PH28/ "Mémoire des cendres" (série)

En pleine été 2022, une forêt de plusieurs hectares de pins et chênes a brûlé près de chez moi. Après le choc, j'ai souhaité me rendre sur place pour constater les dégâts. J'ai photographié ces arbres noircis par les flammes, ces écorces craquelées, gondolées. Cette peau devenue parchemin, mémoire fragile de l'arbre, partait en fumée. J'ai récolté cette cendre, poussière de vie, afin de réaliser la première partie de mes tirages: des impressions pigmentaires, témoin sensible et sombre de la mémoire du végétal et du passage des flammes.

Quelques mois plus tard je suis revenue sur les lieux. Le noir dominait toujours dans le paysage mais de petites touches de vie vertes, bleues, violettes apparaissaient. J'en ai collecté quelques-unes comme un herbier d'après incendie. Je les ai pressées pour récolter leur jus que j'ai ensuite précipité pour en récupérer les pigments. En les mélangeant à une base à monotype transparente, j'obtiens une encre pigmentaire que je transfert, à l'aide de la technique estampe du Monotype, sur mon tirage pigmentaire noir.
Les zones recouvertes d'encre végétale symbolisent le pourcentage de repousse de chaque espèce sur la parcelle.

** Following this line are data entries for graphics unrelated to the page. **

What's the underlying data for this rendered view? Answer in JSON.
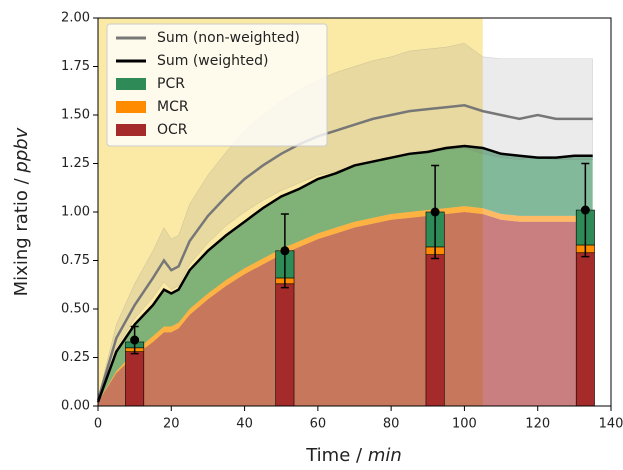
{
  "chart_data": {
    "type": "stacked_area",
    "xlabel_prefix": "Time /",
    "xlabel_unit": "min",
    "ylabel_prefix": "Mixing ratio /",
    "ylabel_unit": "ppbv",
    "xlim": [
      0,
      140
    ],
    "ylim": [
      0,
      2
    ],
    "xticks": [
      0,
      20,
      40,
      60,
      80,
      100,
      120,
      140
    ],
    "yticks": [
      {
        "value": 0,
        "label": "0.00"
      },
      {
        "value": 0.25,
        "label": "0.25"
      },
      {
        "value": 0.5,
        "label": "0.50"
      },
      {
        "value": 0.75,
        "label": "0.75"
      },
      {
        "value": 1,
        "label": "1.00"
      },
      {
        "value": 1.25,
        "label": "1.25"
      },
      {
        "value": 1.5,
        "label": "1.50"
      },
      {
        "value": 1.75,
        "label": "1.75"
      },
      {
        "value": 2,
        "label": "2.00"
      }
    ],
    "shaded_x": [
      0,
      105
    ],
    "shade_color": "#fbeaa6",
    "legend": "upper left",
    "x": [
      0,
      5,
      10,
      15,
      18,
      20,
      22,
      25,
      30,
      35,
      40,
      45,
      50,
      55,
      60,
      65,
      70,
      75,
      80,
      85,
      90,
      95,
      100,
      105,
      110,
      115,
      120,
      125,
      130,
      135
    ],
    "series": [
      {
        "name": "Sum (non-weighted)",
        "color": "#777777",
        "values": [
          0.03,
          0.35,
          0.52,
          0.66,
          0.75,
          0.7,
          0.72,
          0.85,
          0.98,
          1.08,
          1.17,
          1.24,
          1.3,
          1.35,
          1.39,
          1.42,
          1.45,
          1.48,
          1.5,
          1.52,
          1.53,
          1.54,
          1.55,
          1.52,
          1.5,
          1.48,
          1.5,
          1.48,
          1.48,
          1.48
        ],
        "upper": [
          0.04,
          0.42,
          0.63,
          0.8,
          0.92,
          0.86,
          0.88,
          1.04,
          1.19,
          1.31,
          1.42,
          1.5,
          1.57,
          1.63,
          1.68,
          1.72,
          1.75,
          1.78,
          1.8,
          1.83,
          1.84,
          1.85,
          1.87,
          1.8,
          1.79,
          1.79,
          1.79,
          1.79,
          1.79,
          1.79
        ],
        "lower": [
          0.02,
          0.3,
          0.45,
          0.56,
          0.64,
          0.6,
          0.62,
          0.73,
          0.84,
          0.93,
          1.0,
          1.06,
          1.11,
          1.15,
          1.19,
          1.21,
          1.24,
          1.26,
          1.28,
          1.3,
          1.31,
          1.32,
          1.33,
          1.3,
          1.28,
          1.27,
          1.28,
          1.27,
          1.27,
          1.27
        ]
      },
      {
        "name": "Sum (weighted)",
        "color": "#000000",
        "values": [
          0.02,
          0.28,
          0.42,
          0.52,
          0.6,
          0.58,
          0.6,
          0.7,
          0.8,
          0.88,
          0.95,
          1.02,
          1.08,
          1.12,
          1.17,
          1.2,
          1.24,
          1.26,
          1.28,
          1.3,
          1.31,
          1.33,
          1.34,
          1.33,
          1.3,
          1.29,
          1.28,
          1.28,
          1.29,
          1.29
        ]
      },
      {
        "name": "PCR",
        "color": "#2e8b57",
        "stack": true,
        "values": [
          0.0,
          0.1,
          0.14,
          0.16,
          0.19,
          0.17,
          0.17,
          0.2,
          0.22,
          0.23,
          0.24,
          0.26,
          0.27,
          0.27,
          0.28,
          0.28,
          0.29,
          0.29,
          0.29,
          0.3,
          0.3,
          0.31,
          0.31,
          0.31,
          0.31,
          0.31,
          0.3,
          0.3,
          0.31,
          0.31
        ]
      },
      {
        "name": "MCR",
        "color": "#ff8c00",
        "stack": true,
        "values": [
          0.0,
          0.01,
          0.02,
          0.03,
          0.03,
          0.03,
          0.03,
          0.03,
          0.03,
          0.03,
          0.03,
          0.03,
          0.03,
          0.03,
          0.03,
          0.03,
          0.03,
          0.03,
          0.03,
          0.03,
          0.03,
          0.03,
          0.03,
          0.03,
          0.03,
          0.03,
          0.03,
          0.03,
          0.03,
          0.03
        ]
      },
      {
        "name": "OCR",
        "color": "#a52a2a",
        "stack": true,
        "values": [
          0.02,
          0.17,
          0.26,
          0.33,
          0.38,
          0.38,
          0.4,
          0.47,
          0.55,
          0.62,
          0.68,
          0.73,
          0.78,
          0.82,
          0.86,
          0.89,
          0.92,
          0.94,
          0.96,
          0.97,
          0.98,
          0.99,
          1.0,
          0.99,
          0.96,
          0.95,
          0.95,
          0.95,
          0.95,
          0.95
        ]
      }
    ],
    "bars": {
      "x": [
        10,
        51,
        92,
        133
      ],
      "OCR": [
        0.28,
        0.63,
        0.78,
        0.79
      ],
      "MCR": [
        0.02,
        0.03,
        0.04,
        0.04
      ],
      "PCR": [
        0.03,
        0.14,
        0.18,
        0.18
      ],
      "total": [
        0.34,
        0.8,
        1.0,
        1.01
      ],
      "error": [
        0.07,
        0.19,
        0.24,
        0.24
      ]
    }
  }
}
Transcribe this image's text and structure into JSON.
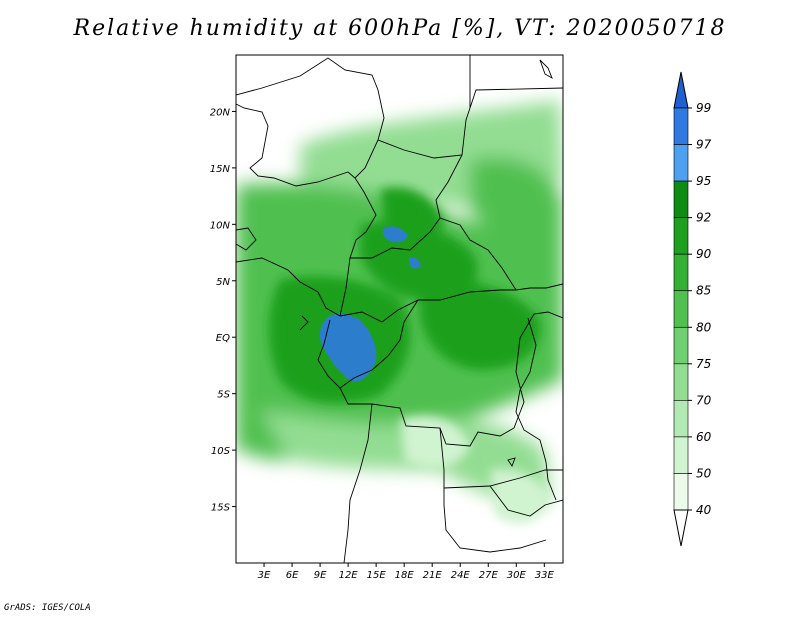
{
  "title": "Relative humidity at 600hPa [%], VT: 2020050718",
  "footer": "GrADS: IGES/COLA",
  "axes": {
    "lat_labels": [
      "20N",
      "15N",
      "10N",
      "5N",
      "EQ",
      "5S",
      "10S",
      "15S"
    ],
    "lat_values": [
      20,
      15,
      10,
      5,
      0,
      -5,
      -10,
      -15
    ],
    "lon_labels": [
      "3E",
      "6E",
      "9E",
      "12E",
      "15E",
      "18E",
      "21E",
      "24E",
      "27E",
      "30E",
      "33E"
    ],
    "lon_values": [
      3,
      6,
      9,
      12,
      15,
      18,
      21,
      24,
      27,
      30,
      33
    ],
    "lon_range": [
      0,
      35
    ],
    "lat_range": [
      -20,
      25
    ]
  },
  "colorbar": {
    "levels": [
      "99",
      "97",
      "95",
      "92",
      "90",
      "85",
      "80",
      "75",
      "70",
      "60",
      "50",
      "40"
    ],
    "colors": [
      "#1e5fd2",
      "#2f79e0",
      "#4ea1f0",
      "#0e8c14",
      "#1ea01e",
      "#34b034",
      "#50c050",
      "#70cf70",
      "#93dd93",
      "#b3e9b3",
      "#d0f3d0",
      "#ecfbec"
    ],
    "top_arrow_color": "#1e5fd2",
    "bottom_arrow_color": "#ffffff"
  },
  "field_palette": {
    "very_humid": "#1ea01e",
    "humid": "#50c050",
    "moist": "#93dd93",
    "dryish": "#d0f3d0",
    "saturated": "#2f79e0"
  }
}
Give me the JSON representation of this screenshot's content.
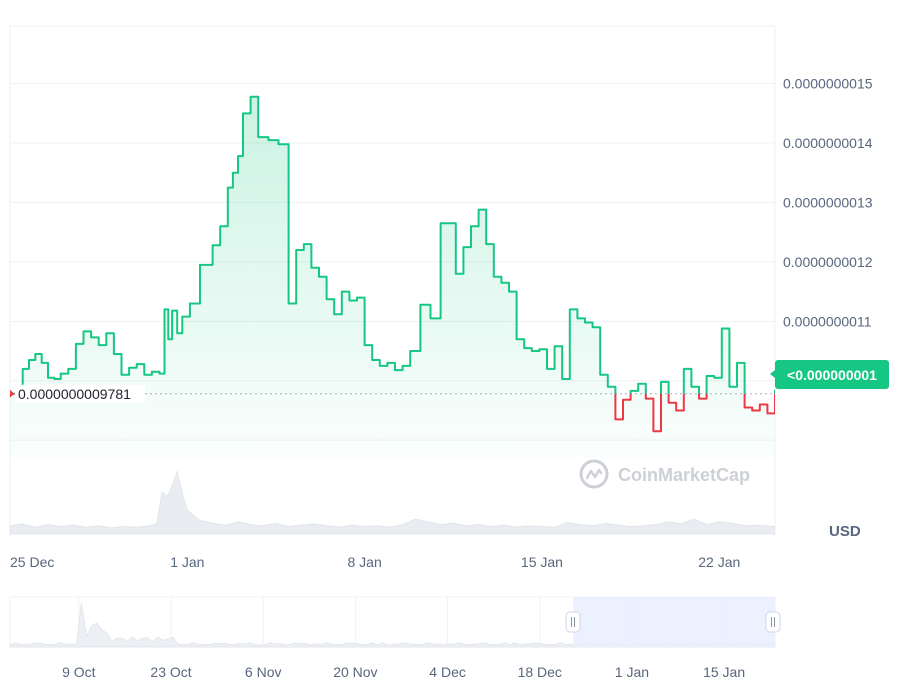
{
  "chart_data": {
    "type": "line",
    "currency": "USD",
    "watermark": "CoinMarketCap",
    "y_ticks": [
      "0.0000000015",
      "0.0000000014",
      "0.0000000013",
      "0.0000000012",
      "0.0000000011"
    ],
    "ylim": [
      8.7e-10,
      1.597e-09
    ],
    "x_ticks": [
      {
        "label": "25 Dec",
        "day": 0
      },
      {
        "label": "1 Jan",
        "day": 7
      },
      {
        "label": "8 Jan",
        "day": 14
      },
      {
        "label": "15 Jan",
        "day": 21
      },
      {
        "label": "22 Jan",
        "day": 28
      }
    ],
    "xlim": [
      0,
      30.2
    ],
    "reference_price": 9.781e-10,
    "reference_label": "0.0000000009781",
    "current_price_label": "<0.000000001",
    "price_series": {
      "x": [
        0,
        0.25,
        0.5,
        0.75,
        1.0,
        1.25,
        1.5,
        1.75,
        2.0,
        2.3,
        2.6,
        2.9,
        3.2,
        3.5,
        3.8,
        4.1,
        4.4,
        4.7,
        5.0,
        5.3,
        5.6,
        5.9,
        6.1,
        6.25,
        6.4,
        6.6,
        6.8,
        7.1,
        7.5,
        8.0,
        8.3,
        8.6,
        8.8,
        9.0,
        9.2,
        9.5,
        9.8,
        10.2,
        10.6,
        11.0,
        11.3,
        11.6,
        11.9,
        12.2,
        12.5,
        12.8,
        13.1,
        13.4,
        13.7,
        14.0,
        14.3,
        14.6,
        14.9,
        15.2,
        15.5,
        15.8,
        16.2,
        16.6,
        17.0,
        17.3,
        17.6,
        17.9,
        18.2,
        18.5,
        18.8,
        19.1,
        19.4,
        19.7,
        20.0,
        20.3,
        20.6,
        20.9,
        21.2,
        21.5,
        21.8,
        22.1,
        22.4,
        22.7,
        23.0,
        23.3,
        23.6,
        23.9,
        24.2,
        24.5,
        24.8,
        25.1,
        25.4,
        25.7,
        26.0,
        26.3,
        26.6,
        26.9,
        27.2,
        27.5,
        27.8,
        28.1,
        28.4,
        28.7,
        29.0,
        29.3,
        29.6,
        29.9,
        30.2
      ],
      "y": [
        9.78e-10,
        9.9e-10,
        1.02e-09,
        1.035e-09,
        1.045e-09,
        1.03e-09,
        1.005e-09,
        1.003e-09,
        1.012e-09,
        1.02e-09,
        1.062e-09,
        1.083e-09,
        1.073e-09,
        1.06e-09,
        1.08e-09,
        1.045e-09,
        1.01e-09,
        1.022e-09,
        1.028e-09,
        1.01e-09,
        1.015e-09,
        1.012e-09,
        1.12e-09,
        1.07e-09,
        1.118e-09,
        1.08e-09,
        1.108e-09,
        1.13e-09,
        1.195e-09,
        1.228e-09,
        1.26e-09,
        1.325e-09,
        1.35e-09,
        1.378e-09,
        1.45e-09,
        1.478e-09,
        1.41e-09,
        1.405e-09,
        1.398e-09,
        1.13e-09,
        1.22e-09,
        1.23e-09,
        1.19e-09,
        1.175e-09,
        1.137e-09,
        1.112e-09,
        1.15e-09,
        1.135e-09,
        1.14e-09,
        1.06e-09,
        1.035e-09,
        1.025e-09,
        1.03e-09,
        1.018e-09,
        1.025e-09,
        1.05e-09,
        1.128e-09,
        1.105e-09,
        1.265e-09,
        1.265e-09,
        1.18e-09,
        1.225e-09,
        1.26e-09,
        1.288e-09,
        1.23e-09,
        1.175e-09,
        1.165e-09,
        1.15e-09,
        1.07e-09,
        1.055e-09,
        1.05e-09,
        1.053e-09,
        1.02e-09,
        1.058e-09,
        1.003e-09,
        1.12e-09,
        1.105e-09,
        1.098e-09,
        1.09e-09,
        1.01e-09,
        9.9e-10,
        9.35e-10,
        9.68e-10,
        9.83e-10,
        9.95e-10,
        9.7e-10,
        9.15e-10,
        9.98e-10,
        9.63e-10,
        9.5e-10,
        1.02e-09,
        9.9e-10,
        9.7e-10,
        1.008e-09,
        1.005e-09,
        1.088e-09,
        9.9e-10,
        1.03e-09,
        9.55e-10,
        9.5e-10,
        9.6e-10,
        9.45e-10,
        9.85e-10
      ]
    },
    "volume_series": {
      "x": [
        0,
        0.5,
        1,
        1.5,
        2,
        2.5,
        3,
        3.5,
        4,
        4.5,
        5,
        5.5,
        5.8,
        6.0,
        6.2,
        6.4,
        6.6,
        6.8,
        7.0,
        7.5,
        8,
        8.5,
        9,
        9.5,
        10,
        10.5,
        11,
        11.5,
        12,
        12.5,
        13,
        13.5,
        14,
        14.5,
        15,
        15.5,
        16,
        16.5,
        17,
        17.5,
        18,
        18.5,
        19,
        19.5,
        20,
        20.5,
        21,
        21.5,
        22,
        22.5,
        23,
        23.5,
        24,
        24.5,
        25,
        25.5,
        26,
        26.5,
        27,
        27.5,
        28,
        28.5,
        29,
        29.5,
        30.2
      ],
      "v": [
        0.12,
        0.15,
        0.1,
        0.14,
        0.11,
        0.13,
        0.1,
        0.12,
        0.09,
        0.11,
        0.1,
        0.12,
        0.15,
        0.62,
        0.55,
        0.7,
        0.92,
        0.6,
        0.35,
        0.2,
        0.16,
        0.13,
        0.18,
        0.14,
        0.12,
        0.16,
        0.11,
        0.13,
        0.15,
        0.12,
        0.1,
        0.13,
        0.11,
        0.12,
        0.1,
        0.14,
        0.22,
        0.18,
        0.14,
        0.16,
        0.12,
        0.14,
        0.11,
        0.13,
        0.1,
        0.12,
        0.11,
        0.1,
        0.17,
        0.14,
        0.12,
        0.16,
        0.13,
        0.11,
        0.12,
        0.14,
        0.18,
        0.15,
        0.22,
        0.14,
        0.18,
        0.16,
        0.12,
        0.13,
        0.11
      ],
      "vmax": 1.0
    },
    "navigator": {
      "x_ticks": [
        "9 Oct",
        "23 Oct",
        "6 Nov",
        "20 Nov",
        "4 Dec",
        "18 Dec",
        "1 Jan",
        "15 Jan"
      ],
      "selection_fraction": [
        0.736,
        1.0
      ]
    },
    "colors": {
      "up": "#16c784",
      "down": "#ea3943",
      "badge": "#16c784",
      "grid": "#eff2f5",
      "axis_text": "#58667e",
      "selection": "#e8eefe"
    }
  }
}
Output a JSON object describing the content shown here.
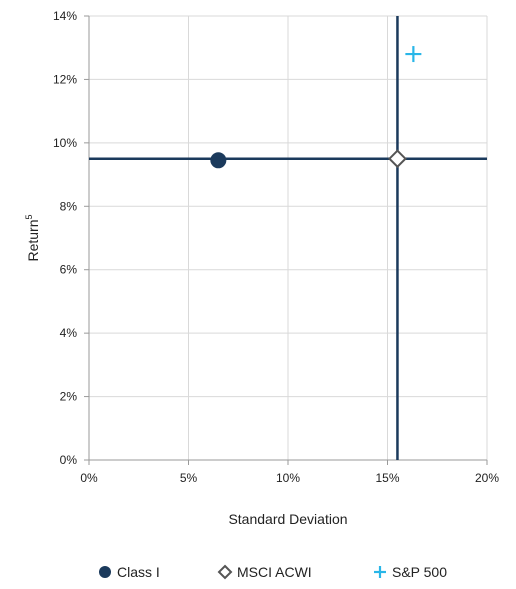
{
  "chart_data": {
    "type": "scatter",
    "title": "",
    "xlabel": "Standard Deviation",
    "ylabel": "Return",
    "ylabel_superscript": "5",
    "xlim": [
      0,
      20
    ],
    "ylim": [
      0,
      14
    ],
    "x_ticks": [
      0,
      5,
      10,
      15,
      20
    ],
    "y_ticks": [
      0,
      2,
      4,
      6,
      8,
      10,
      12,
      14
    ],
    "x_tick_labels": [
      "0%",
      "5%",
      "10%",
      "15%",
      "20%"
    ],
    "y_tick_labels": [
      "0%",
      "2%",
      "4%",
      "6%",
      "8%",
      "10%",
      "12%",
      "14%"
    ],
    "grid": true,
    "legend_position": "bottom",
    "series": [
      {
        "name": "Class I",
        "marker": "filled-circle",
        "color": "#1b3a5c",
        "x": [
          6.5
        ],
        "y": [
          9.45
        ]
      },
      {
        "name": "MSCI ACWI",
        "marker": "open-diamond",
        "color": "#555555",
        "x": [
          15.5
        ],
        "y": [
          9.5
        ]
      },
      {
        "name": "S&P 500",
        "marker": "plus",
        "color": "#29b6e8",
        "x": [
          16.3
        ],
        "y": [
          12.8
        ]
      }
    ],
    "reference_lines": {
      "horizontal_y": 9.5,
      "vertical_x": 15.5,
      "color": "#1b3a5c"
    }
  }
}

Ces photographies en deux couches superposées fonctionnent à la manière d'un herbier ou de strates géologiques, montrant sur un même plan un avant après sur plusieurs mois.

Les incendies étant de plus en plus nombreux, surtout en ce début d'été, je souhaitais montrer les dégâts infligés à la flore locale tout en gardant l'espoir d'une renaissance.
Ces photographies invitent à réfléchir à la fragilité de l'écosystème qui nous entoure et la nécessité de le préserver. Cette préservation passe par une sensibilisation mais aussi une manière plus écologique d'aborder les choses, c'est pourquoi j'ai réalisé ces tirages sur du papier recyclé et ai utilisé une majorité des pigments végétaux que j'ai extraits à la main sans aucun produit chimique.